Ce matin, le 30 août, mon manuscrit achevé que je remettrai demain à mon éditeur, je m’apprête à (vous) écrire sans trop m’y être préparé; je reviens de quatre jours de relecture et d’élagage dudit manuscrit dans une auberge du bas du fleuve, entre Rivière-du-Loup et Cacouna, et je dois tout de même commencer à rédiger cette chronique alors que je sais qu’on ne la lira qu’en novembre… que la liront les rares spécimens qui se tapent le numéro entier de la revue et dont je salue la vaillance, ceux qui ne lisent que quelques chroniques ici et là et peut-être la mienne, et – Ô jactance! – ceux qui aiment… me lire moi. Des aficionados? En aurais-je? Les chroniqueurs littéraires ne savent jamais, contrairement aux joueurs de soccer dans leurs stades, s’ils ont leurs tifosi et pourtant, c’est pour ceux-là qu’inlassablement on écrit, qu’on joue, pour ceux et celles qui nous suivraient et qui pour nous retrouver auraient peut-être attendu la parution de la revue, auront jugé que sa livraison prend du retard… auront peut-être réservé leur exemplaire dans une librairie ou, s’ils sont abonnés, se seraient mis à surveiller l’arrivée du facteur… pendant qu’il passe encore.

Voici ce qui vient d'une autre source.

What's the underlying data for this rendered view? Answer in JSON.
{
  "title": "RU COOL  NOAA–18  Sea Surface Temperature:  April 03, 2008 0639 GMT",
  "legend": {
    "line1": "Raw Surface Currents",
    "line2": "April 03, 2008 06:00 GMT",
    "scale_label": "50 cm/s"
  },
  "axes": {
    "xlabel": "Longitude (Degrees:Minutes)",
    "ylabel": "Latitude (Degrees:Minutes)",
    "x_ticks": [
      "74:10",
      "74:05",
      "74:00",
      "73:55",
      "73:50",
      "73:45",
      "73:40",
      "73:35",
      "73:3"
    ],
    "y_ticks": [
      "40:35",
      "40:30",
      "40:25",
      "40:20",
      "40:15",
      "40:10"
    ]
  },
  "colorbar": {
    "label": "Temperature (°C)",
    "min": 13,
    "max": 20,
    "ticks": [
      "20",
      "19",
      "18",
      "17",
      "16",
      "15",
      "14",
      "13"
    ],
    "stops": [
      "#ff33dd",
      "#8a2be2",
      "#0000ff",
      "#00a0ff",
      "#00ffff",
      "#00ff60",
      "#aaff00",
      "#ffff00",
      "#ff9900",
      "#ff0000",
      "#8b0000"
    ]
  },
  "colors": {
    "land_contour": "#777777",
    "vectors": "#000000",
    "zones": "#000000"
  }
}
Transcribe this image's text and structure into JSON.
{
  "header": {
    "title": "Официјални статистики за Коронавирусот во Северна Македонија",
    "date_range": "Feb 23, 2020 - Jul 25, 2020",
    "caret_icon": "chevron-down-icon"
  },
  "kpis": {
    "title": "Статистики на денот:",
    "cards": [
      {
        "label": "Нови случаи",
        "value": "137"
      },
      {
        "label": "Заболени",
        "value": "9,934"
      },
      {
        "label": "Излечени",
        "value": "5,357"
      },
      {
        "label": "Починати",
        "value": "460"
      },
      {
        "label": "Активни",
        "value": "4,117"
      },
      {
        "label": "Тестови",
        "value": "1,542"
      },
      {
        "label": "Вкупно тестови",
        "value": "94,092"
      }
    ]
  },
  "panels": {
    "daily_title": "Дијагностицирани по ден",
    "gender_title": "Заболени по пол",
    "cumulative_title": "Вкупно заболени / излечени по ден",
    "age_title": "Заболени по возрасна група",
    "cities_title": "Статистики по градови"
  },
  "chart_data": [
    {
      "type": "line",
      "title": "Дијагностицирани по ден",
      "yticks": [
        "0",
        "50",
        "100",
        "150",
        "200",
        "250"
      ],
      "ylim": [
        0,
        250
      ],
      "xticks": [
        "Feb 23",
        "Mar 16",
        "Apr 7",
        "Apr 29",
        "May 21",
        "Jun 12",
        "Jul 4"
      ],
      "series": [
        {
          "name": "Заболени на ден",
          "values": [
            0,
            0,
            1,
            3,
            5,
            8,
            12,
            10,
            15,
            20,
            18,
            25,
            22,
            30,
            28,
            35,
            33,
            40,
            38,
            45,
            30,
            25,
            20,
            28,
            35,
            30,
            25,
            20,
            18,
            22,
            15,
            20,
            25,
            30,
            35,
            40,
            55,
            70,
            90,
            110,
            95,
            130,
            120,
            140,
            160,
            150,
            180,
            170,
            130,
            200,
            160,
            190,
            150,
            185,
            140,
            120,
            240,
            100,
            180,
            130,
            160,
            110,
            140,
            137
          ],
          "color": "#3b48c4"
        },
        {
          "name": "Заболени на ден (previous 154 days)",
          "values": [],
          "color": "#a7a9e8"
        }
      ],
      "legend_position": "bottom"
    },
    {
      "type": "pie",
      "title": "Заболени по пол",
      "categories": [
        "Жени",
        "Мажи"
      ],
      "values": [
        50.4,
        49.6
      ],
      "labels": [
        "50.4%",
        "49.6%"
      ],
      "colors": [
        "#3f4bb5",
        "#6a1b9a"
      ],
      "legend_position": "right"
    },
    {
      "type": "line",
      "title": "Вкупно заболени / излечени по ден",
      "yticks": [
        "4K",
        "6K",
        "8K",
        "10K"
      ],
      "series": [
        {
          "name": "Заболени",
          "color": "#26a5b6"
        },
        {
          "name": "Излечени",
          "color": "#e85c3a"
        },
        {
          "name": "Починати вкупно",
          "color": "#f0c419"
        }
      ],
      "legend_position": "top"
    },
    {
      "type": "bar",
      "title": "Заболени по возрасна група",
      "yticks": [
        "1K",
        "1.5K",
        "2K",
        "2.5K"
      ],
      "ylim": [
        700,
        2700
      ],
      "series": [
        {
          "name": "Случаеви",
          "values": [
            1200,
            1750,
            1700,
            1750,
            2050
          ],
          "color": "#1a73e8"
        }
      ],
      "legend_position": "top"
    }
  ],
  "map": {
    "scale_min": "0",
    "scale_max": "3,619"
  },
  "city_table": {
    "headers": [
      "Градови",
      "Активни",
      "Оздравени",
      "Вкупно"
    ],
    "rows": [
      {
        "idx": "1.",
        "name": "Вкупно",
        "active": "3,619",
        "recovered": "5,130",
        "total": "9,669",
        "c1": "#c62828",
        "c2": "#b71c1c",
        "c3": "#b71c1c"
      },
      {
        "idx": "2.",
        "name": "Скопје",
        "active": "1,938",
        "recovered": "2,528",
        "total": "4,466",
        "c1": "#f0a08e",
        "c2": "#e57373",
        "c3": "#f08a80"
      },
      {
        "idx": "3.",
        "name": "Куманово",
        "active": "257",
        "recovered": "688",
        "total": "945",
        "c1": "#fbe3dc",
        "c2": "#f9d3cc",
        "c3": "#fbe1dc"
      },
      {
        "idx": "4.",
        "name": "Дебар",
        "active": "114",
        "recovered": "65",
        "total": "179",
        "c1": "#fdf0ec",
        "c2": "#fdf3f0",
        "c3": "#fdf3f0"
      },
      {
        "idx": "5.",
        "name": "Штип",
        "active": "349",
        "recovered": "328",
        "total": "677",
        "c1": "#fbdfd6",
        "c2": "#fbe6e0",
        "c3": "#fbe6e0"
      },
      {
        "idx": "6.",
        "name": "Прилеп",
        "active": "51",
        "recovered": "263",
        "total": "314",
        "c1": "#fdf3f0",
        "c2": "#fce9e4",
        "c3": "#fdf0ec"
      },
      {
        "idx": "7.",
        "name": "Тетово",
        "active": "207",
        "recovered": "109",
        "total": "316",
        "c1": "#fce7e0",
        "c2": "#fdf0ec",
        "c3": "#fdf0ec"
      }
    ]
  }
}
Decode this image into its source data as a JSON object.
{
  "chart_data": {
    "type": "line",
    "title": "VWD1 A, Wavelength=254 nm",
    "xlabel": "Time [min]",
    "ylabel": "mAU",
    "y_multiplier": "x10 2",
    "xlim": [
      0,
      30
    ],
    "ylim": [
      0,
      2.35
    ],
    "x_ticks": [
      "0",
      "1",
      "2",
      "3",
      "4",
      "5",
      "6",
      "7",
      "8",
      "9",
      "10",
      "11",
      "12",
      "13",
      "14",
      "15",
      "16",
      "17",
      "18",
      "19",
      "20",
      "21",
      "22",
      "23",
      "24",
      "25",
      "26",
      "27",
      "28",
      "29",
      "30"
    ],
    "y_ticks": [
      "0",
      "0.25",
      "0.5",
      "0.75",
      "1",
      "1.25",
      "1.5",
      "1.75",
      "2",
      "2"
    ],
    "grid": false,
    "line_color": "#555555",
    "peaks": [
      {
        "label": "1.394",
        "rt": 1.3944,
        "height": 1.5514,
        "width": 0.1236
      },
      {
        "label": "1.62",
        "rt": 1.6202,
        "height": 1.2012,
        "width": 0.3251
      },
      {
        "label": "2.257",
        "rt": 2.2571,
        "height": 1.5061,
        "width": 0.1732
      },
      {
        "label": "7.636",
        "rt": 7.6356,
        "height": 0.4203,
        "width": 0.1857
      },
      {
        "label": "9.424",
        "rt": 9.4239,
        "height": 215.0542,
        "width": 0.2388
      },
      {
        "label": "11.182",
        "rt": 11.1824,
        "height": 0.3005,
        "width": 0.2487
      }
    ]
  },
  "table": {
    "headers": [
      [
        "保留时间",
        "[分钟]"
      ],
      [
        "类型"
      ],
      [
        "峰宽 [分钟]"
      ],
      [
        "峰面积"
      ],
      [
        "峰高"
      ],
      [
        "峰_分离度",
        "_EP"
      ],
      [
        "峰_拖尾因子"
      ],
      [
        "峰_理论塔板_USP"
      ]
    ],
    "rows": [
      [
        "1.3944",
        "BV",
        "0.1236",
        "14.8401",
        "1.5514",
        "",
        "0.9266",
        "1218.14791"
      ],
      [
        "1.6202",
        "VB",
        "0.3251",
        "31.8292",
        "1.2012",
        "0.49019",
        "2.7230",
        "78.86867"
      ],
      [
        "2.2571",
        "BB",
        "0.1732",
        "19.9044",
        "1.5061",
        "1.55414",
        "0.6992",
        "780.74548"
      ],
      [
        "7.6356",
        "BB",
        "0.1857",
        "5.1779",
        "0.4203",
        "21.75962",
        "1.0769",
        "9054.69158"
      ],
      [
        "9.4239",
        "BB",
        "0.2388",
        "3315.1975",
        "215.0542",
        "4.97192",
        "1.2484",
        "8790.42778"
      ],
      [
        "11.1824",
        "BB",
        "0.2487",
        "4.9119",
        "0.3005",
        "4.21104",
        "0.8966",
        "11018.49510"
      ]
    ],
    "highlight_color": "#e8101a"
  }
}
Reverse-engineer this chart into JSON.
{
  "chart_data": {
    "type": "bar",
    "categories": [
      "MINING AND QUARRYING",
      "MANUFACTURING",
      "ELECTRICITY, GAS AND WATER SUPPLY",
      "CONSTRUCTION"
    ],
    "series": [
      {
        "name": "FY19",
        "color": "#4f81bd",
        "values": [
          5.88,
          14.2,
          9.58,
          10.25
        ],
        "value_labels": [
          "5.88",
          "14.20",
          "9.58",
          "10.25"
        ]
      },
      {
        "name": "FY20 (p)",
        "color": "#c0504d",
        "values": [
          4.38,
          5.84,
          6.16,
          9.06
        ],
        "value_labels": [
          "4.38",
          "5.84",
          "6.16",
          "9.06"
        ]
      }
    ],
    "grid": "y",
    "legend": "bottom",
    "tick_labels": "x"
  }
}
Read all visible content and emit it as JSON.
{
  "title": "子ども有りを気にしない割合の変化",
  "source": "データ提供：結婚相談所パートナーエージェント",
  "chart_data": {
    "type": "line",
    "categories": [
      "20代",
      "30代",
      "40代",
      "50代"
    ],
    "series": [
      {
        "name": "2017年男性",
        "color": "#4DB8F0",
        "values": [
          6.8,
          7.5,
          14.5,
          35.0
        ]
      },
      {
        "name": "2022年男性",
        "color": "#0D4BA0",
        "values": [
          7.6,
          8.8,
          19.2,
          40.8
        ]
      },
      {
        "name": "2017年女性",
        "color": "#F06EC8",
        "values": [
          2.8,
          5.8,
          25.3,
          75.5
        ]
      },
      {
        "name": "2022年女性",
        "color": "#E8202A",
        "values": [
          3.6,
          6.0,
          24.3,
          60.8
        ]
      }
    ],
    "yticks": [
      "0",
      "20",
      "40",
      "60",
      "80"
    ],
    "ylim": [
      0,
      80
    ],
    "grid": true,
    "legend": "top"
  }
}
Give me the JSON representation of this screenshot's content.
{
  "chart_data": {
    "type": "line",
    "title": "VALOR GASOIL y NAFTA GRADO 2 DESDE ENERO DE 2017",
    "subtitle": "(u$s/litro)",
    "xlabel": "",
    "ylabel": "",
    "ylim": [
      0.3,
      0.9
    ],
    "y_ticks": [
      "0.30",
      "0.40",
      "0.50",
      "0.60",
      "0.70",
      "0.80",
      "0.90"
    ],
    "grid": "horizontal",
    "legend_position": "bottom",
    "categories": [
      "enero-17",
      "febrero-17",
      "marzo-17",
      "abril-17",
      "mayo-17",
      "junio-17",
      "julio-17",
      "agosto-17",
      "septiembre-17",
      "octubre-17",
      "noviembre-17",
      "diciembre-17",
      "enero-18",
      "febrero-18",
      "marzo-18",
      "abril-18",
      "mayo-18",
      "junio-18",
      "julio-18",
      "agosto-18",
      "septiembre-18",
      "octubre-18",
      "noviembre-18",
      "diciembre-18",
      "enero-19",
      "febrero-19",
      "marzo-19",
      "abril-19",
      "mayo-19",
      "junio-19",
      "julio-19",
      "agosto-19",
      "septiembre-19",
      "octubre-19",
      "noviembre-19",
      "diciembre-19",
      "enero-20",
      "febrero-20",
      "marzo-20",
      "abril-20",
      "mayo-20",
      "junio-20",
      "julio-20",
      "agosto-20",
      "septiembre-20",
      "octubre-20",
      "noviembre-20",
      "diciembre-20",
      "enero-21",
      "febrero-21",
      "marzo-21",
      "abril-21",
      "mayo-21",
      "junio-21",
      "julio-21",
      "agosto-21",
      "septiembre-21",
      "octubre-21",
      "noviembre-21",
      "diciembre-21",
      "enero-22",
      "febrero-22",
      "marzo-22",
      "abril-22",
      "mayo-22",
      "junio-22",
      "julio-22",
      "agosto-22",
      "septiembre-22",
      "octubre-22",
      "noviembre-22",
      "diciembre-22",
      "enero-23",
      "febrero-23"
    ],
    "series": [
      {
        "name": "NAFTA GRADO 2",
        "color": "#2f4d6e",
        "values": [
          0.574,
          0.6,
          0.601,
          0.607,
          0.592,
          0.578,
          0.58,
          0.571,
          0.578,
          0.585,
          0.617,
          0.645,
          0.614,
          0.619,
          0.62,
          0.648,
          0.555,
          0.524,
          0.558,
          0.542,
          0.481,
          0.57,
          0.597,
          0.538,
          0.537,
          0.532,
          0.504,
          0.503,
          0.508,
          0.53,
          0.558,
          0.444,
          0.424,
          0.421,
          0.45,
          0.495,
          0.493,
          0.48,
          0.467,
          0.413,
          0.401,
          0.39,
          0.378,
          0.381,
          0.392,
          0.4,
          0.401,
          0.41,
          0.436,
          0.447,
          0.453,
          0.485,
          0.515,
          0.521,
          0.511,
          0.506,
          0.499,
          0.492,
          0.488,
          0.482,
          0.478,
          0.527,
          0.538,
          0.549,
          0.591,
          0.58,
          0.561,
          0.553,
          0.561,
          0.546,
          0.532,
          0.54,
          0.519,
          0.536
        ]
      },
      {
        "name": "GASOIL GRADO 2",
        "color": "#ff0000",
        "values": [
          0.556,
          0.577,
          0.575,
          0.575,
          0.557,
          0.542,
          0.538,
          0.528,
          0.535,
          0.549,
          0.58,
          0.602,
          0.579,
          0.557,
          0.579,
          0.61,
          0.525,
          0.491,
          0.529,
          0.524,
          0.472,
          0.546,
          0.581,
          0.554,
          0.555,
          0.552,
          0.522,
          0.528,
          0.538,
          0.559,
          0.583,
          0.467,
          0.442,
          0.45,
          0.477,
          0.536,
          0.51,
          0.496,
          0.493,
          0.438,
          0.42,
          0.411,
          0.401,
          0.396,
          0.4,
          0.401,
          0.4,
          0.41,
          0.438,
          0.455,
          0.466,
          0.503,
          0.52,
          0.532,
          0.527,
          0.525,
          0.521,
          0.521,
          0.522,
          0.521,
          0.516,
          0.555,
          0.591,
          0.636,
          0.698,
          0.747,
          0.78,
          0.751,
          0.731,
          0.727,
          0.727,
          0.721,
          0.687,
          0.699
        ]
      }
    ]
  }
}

Et soudain, là, écrire en été (on annonce une canicule dans les jours qui viennent) pour n’être lu qu’en hiver, ça me coupe l’inspiration, le précis d’un sujet m’échappe, j’avance à vue, sans actualité ni mobile. Normalement je m’en fous de ce décalage de trois mois, je vous cause préparé, ayant lu des choses, mais là je me sens comme la cigale, la bise est venue mais je ne chantais même pas… j’écrivais mon livre pardi! et puis tant pis, fort dépourvu, je me passerai de la fourmi dont on sait tous depuis le XVIIe siècle qu’elle n’est pas prêteuse…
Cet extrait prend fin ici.